Guehi, yang memiliki 26 cap untuk tim nasional Inggris, diincar banyak klub. Manchester City berhasil mengamankan jasanya dengan tawaran yang lebih murah, yaitu £20 juta, dan paket finansial yang menggiurkan dengan gaji £300,000 per minggu, yang berarti enam kali lipat dibandingkan gajinya di Palace.
Para suporter Liverpool merasa frustrasi dengan inersia klub dalam bursa transfer ini.

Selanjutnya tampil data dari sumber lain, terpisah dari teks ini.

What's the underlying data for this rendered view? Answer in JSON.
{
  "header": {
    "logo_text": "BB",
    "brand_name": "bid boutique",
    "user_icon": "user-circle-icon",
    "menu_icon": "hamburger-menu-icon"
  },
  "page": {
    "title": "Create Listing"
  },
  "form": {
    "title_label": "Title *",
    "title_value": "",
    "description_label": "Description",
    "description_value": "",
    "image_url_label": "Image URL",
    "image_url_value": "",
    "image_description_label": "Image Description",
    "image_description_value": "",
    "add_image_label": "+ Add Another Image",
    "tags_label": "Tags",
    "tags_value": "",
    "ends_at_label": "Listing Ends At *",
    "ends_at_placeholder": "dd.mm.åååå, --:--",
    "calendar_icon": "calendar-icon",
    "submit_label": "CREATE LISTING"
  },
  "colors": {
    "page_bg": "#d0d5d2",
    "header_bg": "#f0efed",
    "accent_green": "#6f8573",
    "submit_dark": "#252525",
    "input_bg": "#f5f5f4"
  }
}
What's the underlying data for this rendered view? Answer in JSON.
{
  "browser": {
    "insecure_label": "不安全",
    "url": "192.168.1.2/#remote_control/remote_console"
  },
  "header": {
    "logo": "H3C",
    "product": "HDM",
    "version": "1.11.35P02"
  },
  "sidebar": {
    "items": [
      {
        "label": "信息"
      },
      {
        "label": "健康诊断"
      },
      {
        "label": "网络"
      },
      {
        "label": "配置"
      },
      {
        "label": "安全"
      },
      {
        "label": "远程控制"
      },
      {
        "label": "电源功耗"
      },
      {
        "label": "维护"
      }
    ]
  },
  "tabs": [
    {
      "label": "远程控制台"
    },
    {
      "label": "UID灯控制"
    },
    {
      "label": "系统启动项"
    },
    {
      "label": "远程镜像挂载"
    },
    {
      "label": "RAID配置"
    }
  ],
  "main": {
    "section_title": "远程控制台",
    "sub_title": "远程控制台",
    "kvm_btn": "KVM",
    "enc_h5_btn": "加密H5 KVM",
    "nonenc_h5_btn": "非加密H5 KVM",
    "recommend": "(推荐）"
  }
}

Mereka mengecam keputusan klub yang membiarkan rival Premier League mereka merekrut pemain yang sangat diharapkan dapat memperkuat lini pertahanan The Reds, terutama mengingat kondisi skuad yang tengah kehilangan beberapa pemain kunci. Dukungan mereka terpancar lewat media sosial seperti X.
Liverpool sebenarnya masih tertarik kepada Guehi, namun lebih mempertimbangkan untuk mendatangkannya secara gratis di musim panas mendatang. Ketika menyadari tuntutan paket keuangan dari pemain ini, klub memilih untuk tidak terlibat lebih jauh dalam kesepakatan Januari ini. Pihak klub menilai risiko kehilangan Guehi karena tidak mendatanginya langsung memang besar, tetapi tidak bersedia membayar tuntutan gaji tinggi.
Dengan City juga bernafsu mendatangkan target Liverpool lainnya, rumor mengenai minat Guardiola kepada seorang pemain bertahan dari Club Brugge menambah ketegangan. Ditambah lagi, keinginan Liverpool untuk merekrut Jude Bellingham berisiko tak terwujud. Sementara itu, spekulasi mengenai nasib pelatih Arne Slot makin santer terdengar setelah Xabi Alonso menjadi agen bebas, membuat gosip mengenai pergantian di kursi pelatih kian ramai dibicarakan.
Dalam perkembangan terakhir, semangat pendukung Liverpool untuk menghadapi bursa transfer berikutnya semakin besar, meski keputusan-keputusan transfer saat ini membuat banyak pihak mengkritik langkah-langkah manajemen di Anfield.